Tilles served in several board positions including honorary chairman of the Union of American Hebrew Congregations, vice chairman of Long Island University, and board member of the Long Island Jewish Center.

== Early life and education ==
Tilles graduated from the University of Michigan in 1937.

== Career ==
In 1950, Gilbert Tilles, along with his partner Irving Berger purchased a 100-acre farm that was called Island Trees. Gilbert Tilles would then use this land to build the Levittown Shopping Center, which opened in 1953, becoming the largest pedestrian mall east of the Mississippi at the time it was opened. By 1955, Gilbert Tilles and Irving Berger had 11 shopping centers built.

=== Bridge Plans ===
In the 1960s, as the Long Island Expressway was expanding towards Woodbury, Gilbert Tilles' friend Bill Casey introduced him to state Park Commission President Robert Moses, and U.S. Presidential Advisor Nelson Rockefeller. Together, they discussed a planned bridge between Westchester and Oyster Bay. Seeing an opportunity for office buildings, Gilbert sold all but one shopping mall, in order to purchase Froelich Farm, where the Long Island Expressway and Route 135 would eventually connect. Construction began on the Nassau Crossways Industrial Park, although the bridge was never built.

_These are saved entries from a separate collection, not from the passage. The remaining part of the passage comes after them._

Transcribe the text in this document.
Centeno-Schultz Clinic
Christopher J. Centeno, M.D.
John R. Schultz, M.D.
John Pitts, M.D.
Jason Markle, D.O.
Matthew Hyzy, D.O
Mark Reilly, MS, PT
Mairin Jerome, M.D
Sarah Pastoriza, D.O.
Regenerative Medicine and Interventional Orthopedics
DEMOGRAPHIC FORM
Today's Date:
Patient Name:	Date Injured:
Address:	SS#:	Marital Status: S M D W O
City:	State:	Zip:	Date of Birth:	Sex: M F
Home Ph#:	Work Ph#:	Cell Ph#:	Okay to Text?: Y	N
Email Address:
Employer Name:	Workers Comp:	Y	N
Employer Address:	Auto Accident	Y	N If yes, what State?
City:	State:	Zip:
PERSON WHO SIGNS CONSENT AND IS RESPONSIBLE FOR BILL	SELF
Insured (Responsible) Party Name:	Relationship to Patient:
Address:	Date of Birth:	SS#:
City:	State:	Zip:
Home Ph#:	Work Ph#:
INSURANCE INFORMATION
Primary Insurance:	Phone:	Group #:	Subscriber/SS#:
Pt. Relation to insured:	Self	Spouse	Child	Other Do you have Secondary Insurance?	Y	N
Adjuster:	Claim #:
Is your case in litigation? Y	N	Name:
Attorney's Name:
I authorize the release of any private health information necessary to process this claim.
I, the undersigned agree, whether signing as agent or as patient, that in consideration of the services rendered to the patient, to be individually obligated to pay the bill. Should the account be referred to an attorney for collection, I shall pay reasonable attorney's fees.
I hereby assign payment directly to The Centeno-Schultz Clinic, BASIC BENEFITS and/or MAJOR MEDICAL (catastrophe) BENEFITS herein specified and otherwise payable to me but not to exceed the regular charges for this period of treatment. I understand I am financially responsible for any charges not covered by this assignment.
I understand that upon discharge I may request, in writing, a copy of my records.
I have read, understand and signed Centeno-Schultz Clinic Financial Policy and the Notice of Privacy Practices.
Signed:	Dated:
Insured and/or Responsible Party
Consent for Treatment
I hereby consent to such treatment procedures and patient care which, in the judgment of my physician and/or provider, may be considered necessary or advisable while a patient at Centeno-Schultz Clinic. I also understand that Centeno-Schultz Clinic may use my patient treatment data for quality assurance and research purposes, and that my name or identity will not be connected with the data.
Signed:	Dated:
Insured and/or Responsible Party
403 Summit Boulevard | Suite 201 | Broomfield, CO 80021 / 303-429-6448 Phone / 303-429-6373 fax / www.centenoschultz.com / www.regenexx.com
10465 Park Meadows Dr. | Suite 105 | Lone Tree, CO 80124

=== Contributions to the Lunar Module Program ===
When Grumman began working on the Lunar Module Program, for the Apollo Program, Gilbert Tilles would find the opportunity to lease eight buildings to Grumman. He would lease these buildings until 1992, when Grumman left.

== Personal life ==
Gilbert Tilles was married to Rose Tilles and had two children, Peter Tilles and Roger Tilles.

== Legacy ==

=== Tilles Center for the Performing Arts ===
In 1954, Long Island University announced the creation of a college of arts and sciences in Brookville. By 1955, the school was opened and classes started. In 1970, LIU added a 3,500-seat theater to the Brookville Campus, locally known as The Dome. However, on the night of January 21, 1978, The Dome collapsed due to snow accumulation. Following this, a new concert hall was built by Paul Borches and Mitchell Giurgola Architects. This new concert hall was completed in 1981. Due to the donations from the Tilles family, the new concert hall was named the Tilles Center for the Performing Arts.

=== Gilbert Tilles Award ===
The Gilbert Tilles Award is given to a business or individual that exhibits exceptional actions while being a philanthropist. The individual or business also must demonstrate leadership by inspiring others to also become philanthropists.